The first improvements I would usually make
In most young harnesses, the highest-leverage sequence is:
- Trace logging.
- Repo instruction file.
- Validation command discovery.
- Hard submit gate.
- Failure labels.
- Regression suite from failures.
- Diff self-review.
- Repetition detector.
- Context compaction that preserves state.
- Model-specific edit format.
Only after that would I spend serious effort on best-of-N, critic models, or fine-tuning.
Minimal daily checklist while working
At the start of a session:
- [ ] What model/harness pair am I evaluating?
- [ ] What task class am I testing today?
- [ ] What is the expected validation command?
- [ ] What failure mode am I watching for?
For each run:
- [ ] Save the trace.
- [ ] Record success/partial/fail/blocked.

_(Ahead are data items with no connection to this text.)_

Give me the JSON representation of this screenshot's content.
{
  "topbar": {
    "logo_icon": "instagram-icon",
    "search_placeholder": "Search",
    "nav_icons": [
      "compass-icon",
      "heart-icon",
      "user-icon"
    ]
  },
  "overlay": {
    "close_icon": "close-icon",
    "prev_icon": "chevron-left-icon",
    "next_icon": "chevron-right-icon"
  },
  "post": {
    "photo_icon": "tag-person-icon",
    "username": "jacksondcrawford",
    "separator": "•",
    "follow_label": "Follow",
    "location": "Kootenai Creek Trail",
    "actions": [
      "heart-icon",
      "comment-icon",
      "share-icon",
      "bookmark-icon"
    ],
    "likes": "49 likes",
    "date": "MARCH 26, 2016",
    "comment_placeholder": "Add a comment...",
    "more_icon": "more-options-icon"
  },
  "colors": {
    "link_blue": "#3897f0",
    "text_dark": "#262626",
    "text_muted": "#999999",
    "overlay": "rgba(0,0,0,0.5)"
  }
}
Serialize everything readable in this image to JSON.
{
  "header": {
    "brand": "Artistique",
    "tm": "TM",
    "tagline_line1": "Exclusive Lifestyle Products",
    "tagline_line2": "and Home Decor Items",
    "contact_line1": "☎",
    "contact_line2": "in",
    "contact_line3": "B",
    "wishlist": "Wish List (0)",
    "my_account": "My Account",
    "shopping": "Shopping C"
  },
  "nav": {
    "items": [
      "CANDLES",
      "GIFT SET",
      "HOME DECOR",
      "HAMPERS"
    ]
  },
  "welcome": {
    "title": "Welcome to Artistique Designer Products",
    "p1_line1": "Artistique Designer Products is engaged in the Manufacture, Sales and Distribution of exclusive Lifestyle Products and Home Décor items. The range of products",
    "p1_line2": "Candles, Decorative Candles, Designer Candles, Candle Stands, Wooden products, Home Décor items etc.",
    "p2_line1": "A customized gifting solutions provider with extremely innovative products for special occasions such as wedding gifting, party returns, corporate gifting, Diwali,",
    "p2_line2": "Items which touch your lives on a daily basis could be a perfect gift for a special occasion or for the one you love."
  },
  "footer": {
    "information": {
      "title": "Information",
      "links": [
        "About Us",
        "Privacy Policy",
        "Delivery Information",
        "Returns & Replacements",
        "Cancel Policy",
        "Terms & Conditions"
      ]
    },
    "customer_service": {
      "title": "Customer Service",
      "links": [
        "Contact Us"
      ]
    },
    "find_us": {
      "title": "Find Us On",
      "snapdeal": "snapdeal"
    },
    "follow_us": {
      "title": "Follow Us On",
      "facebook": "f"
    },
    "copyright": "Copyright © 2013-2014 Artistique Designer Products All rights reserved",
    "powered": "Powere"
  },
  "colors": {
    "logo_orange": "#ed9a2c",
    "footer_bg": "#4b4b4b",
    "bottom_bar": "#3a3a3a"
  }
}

- [ ] Record validation status.
- [ ] Record whether final answer was truthful.
- [ ] Assign failure labels if needed.
At the end of the session:
- [ ] Count failures by label.
- [ ] Pick the top recurring failure.
- [ ] Write one hypothesis.
- [ ] Make one harness change.
- [ ] Rerun the smallest eval that should improve.
- [ ] Promote new failures into regression tasks.
Bottom line
To evaluate a given model and harness, do not ask “is this model good?”
Ask:
For this repo and this task class, where does this model/harness pair fail first?
Then improve the narrowest responsible layer:
- retrieval if it cannot find code,
- edit protocol if it patches badly,
- validation gate if it claims success too early,
- recovery loop if it flails after failures,
- context state if it drifts,
- model choice if the harness is already giving it a fair interface.
The repeatable practice is simple:
trace -> label -> hypothesize -> change one thing -> rerun -> compare
That is how you turn agent improvement from vibes into engineering.